If you are in the European Union, the United Kingdom, California, or other jurisdictions with data protection laws, you have the following rights with respect to data we hold about you:

Access — request a copy of what we have
Correction — fix anything that is wrong
Deletion — remove your account and associated data (also available self-serve at your account page)
Portability — request your data in a machine-readable format
Objection or restriction — limit how we process your data
Withdraw consent — for anything you previously opted in to

To exercise any of these, email support@divergence.news from the address on the account.
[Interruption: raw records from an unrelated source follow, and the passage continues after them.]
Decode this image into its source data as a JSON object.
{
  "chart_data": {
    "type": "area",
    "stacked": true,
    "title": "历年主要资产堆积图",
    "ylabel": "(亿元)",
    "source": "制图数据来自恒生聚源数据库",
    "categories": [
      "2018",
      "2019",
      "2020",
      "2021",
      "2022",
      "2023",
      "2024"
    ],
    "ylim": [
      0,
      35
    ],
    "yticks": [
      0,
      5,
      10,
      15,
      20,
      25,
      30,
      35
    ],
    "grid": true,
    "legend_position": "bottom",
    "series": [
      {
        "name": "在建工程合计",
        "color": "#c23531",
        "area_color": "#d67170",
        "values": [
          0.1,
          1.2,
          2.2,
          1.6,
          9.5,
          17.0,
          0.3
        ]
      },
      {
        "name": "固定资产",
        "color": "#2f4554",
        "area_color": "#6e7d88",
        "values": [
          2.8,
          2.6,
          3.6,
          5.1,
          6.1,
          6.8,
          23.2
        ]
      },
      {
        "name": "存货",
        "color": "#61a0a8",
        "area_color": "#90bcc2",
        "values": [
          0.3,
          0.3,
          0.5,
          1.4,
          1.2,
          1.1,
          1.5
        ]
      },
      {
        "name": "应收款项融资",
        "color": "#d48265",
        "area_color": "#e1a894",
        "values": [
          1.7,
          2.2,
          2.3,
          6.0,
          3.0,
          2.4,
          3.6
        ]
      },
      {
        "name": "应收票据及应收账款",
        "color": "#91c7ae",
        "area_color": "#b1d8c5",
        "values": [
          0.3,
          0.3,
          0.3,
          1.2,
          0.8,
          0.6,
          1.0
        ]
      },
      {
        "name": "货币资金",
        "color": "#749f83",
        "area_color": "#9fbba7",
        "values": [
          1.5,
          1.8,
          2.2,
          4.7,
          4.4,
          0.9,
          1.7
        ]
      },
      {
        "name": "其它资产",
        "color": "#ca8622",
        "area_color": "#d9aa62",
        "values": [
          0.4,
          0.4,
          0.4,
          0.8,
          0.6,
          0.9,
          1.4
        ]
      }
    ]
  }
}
We respond within 30 days.

8. Legal basis (GDPR / UK GDPR)

We process the data above on the following legal bases: contract (delivering the service you signed up for, including authentication, billing, and support), legitimate interest (security, abuse prevention, basic site analytics), and consent (the optional digest newsletter). You can withdraw consent for the digest at any time without affecting the rest of your account.
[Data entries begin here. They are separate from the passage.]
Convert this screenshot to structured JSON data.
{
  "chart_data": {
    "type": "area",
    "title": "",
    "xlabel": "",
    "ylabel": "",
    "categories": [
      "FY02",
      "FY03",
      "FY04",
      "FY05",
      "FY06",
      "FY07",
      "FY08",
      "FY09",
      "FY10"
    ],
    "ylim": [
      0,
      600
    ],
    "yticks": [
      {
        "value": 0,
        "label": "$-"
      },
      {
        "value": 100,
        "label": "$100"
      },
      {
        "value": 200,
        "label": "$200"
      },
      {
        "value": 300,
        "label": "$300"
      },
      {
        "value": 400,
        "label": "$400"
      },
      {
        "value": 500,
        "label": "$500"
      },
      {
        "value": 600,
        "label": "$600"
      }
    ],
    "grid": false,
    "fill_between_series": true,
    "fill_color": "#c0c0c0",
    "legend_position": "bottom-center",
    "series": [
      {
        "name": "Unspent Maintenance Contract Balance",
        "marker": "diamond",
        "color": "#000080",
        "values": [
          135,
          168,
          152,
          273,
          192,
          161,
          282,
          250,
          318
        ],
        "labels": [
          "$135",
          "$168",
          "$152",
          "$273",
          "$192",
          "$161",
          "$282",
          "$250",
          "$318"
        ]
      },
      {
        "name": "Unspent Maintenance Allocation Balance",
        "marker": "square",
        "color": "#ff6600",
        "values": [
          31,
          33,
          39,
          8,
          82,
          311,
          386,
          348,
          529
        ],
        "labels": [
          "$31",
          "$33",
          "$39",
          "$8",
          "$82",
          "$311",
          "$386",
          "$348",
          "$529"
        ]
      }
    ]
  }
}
9. International data transfers

Divergence is operated from the United States, and several of our processors (Stripe, Resend, Vercel, Cloudflare) are also US-based or operate globally with US data centers. By using the service you understand that your data may be transferred to and processed in the United States. We rely on Standard Contractual Clauses or equivalent mechanisms with our processors where applicable.

10. Children

Divergence is not directed at children. You must be at least 13 years old to create an account. In the United Kingdom and the European Union, the minimum age is 16. We do not knowingly collect data from anyone below these ages. If you believe a child has created an account, email us and we will delete it.

11. Security

We hash passwords with PBKDF2-SHA256, hash API keys with SHA-256 (the raw key is shown to you exactly once at creation and never stored), use HTTPS for every connection, and set HttpOnly, Secure, SameSite cookies. No system is perfectly secure; if a breach affecting your data occurs we will notify you within 72 hours of becoming aware of it, in line with GDPR Article 33.
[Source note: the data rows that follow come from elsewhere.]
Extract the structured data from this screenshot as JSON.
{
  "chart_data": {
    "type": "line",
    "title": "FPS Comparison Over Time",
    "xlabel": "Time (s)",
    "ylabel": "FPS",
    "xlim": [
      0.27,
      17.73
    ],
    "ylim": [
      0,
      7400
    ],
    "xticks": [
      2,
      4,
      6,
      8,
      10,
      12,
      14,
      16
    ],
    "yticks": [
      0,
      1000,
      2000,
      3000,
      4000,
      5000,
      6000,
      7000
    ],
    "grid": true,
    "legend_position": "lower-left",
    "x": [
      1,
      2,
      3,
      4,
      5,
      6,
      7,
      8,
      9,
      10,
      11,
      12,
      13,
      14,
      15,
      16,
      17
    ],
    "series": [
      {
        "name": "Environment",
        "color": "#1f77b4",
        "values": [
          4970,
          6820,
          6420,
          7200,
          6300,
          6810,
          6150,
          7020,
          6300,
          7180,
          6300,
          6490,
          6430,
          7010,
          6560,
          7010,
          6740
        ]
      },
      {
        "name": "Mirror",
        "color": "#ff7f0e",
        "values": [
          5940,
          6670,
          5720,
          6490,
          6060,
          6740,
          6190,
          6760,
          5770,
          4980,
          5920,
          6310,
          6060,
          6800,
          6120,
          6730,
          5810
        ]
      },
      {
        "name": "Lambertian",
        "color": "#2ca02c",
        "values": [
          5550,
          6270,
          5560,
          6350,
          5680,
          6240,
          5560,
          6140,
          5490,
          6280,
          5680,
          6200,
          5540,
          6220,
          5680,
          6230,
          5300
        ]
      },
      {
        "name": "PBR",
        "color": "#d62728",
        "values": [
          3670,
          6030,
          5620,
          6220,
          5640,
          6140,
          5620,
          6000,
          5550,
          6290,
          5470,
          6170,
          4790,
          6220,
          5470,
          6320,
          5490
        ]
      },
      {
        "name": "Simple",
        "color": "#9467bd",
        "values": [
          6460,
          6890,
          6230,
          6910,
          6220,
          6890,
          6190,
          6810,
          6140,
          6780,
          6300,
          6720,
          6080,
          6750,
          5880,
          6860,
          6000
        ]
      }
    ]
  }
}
12. Changes to this policy

We may update this policy as the service evolves. Material changes (new data categories, new third-party processors, changes to retention) will be announced via the digest newsletter and a banner on the site at least 14 days before they take effect. Minor edits (clarifications, contact updates) take effect when posted. The current version is always at divergence.news/privacy.

13. Contact

Privacy questions, data requests, complaints: support@divergence.news.

If you are in the EU and unsatisfied with our response, you have the right to complain to your national data protection authority. In the UK, that is the Information Commissioner's Office (ICO).

Want to delete your account? You can do it yourself at your account page. No email required, no waiting.